Monday, 27 Jan 2020

Ann Widdecombe skewers Theresa May with BRILLIANT Thatcher example – ‘MPs will FEAR’

Ann Widdecombe, who joined the Brexit Party last week amid Brexit chaos in Britain, spoke at an event on stage alongside leader Nigel Farage on Tuesday evening. The former Conservative MP was asked by an audience member what would have been the outcome of Brexit if former Tory leader Margaret Thatcher was in charge of the process. Host Richard Tice, said: “If Margret Thatcher was Prime Minister today, do you think she would have honoured the result of the referendum? Would we have left by now?”

Ms Widdecombe instantly replied: “I have absolutely no doubt that had Mrs Thatcher been Prime Minister in 2016, we would have been out by 2017.”

The swift response by the former Conservative Party MP generated huge cheers from the pro-Brexit audience.

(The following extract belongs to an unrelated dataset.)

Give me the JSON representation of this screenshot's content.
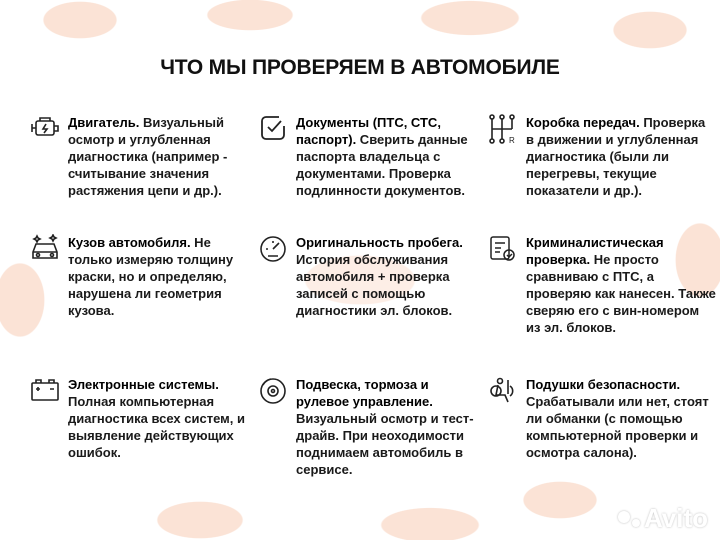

During an interview last week on Good Morning Britain, the veteran Tory MP voiced her support for Brexit Party leader Nigel Farage, declaring he has been “more successful than any politician other than Margaret Thatcher”.

She said: “Nigel Farage has been more successful than any politician other than Margaret Thatcher that I can think of in my lifetime of getting his agenda through.

I have absolutely no doubt that had Mrs Thatcher been Prime Minister in 2016, we would have been out by 2017

Ann Widdecombe

“And he’s actually done it from outside Westminster, and he’s got his agenda through.

“Now what we are saying is that if in the European elections we win overwhelmingly, which would be what my aim would be.

“If we win overwhelmingly in the European elections, that will send a shock message.

“MPs in Westminster will then start fearing.”

Mr Farage has gathered support for his Brexit Party and last week announced a string of candidates running to be MEPs in the European elections, including Ms Widdecombe and Jacob Rees-Mogg’s sister Annunziata.

A YouGov poll taken between April 23-26 of 5412 people in the UK, found the Brexit Party leading the European Parliament elections with 28 percent of the vote.

The Labour Party remain on 22 percent, while the Conservatives fell to 13 percent.

The Government have been locked in negotiations with the Labour Party and on Monday, May’s de-facto deputy, David Lidington, said the meeting was “productive” and “positive”, with the cross-party talks now expected to run into next week.

Mrs May and Labour Party leader Jeremy Corbyn are expected to clash over Brexit in Prime Minster’s Questions on Wednesday afternoon.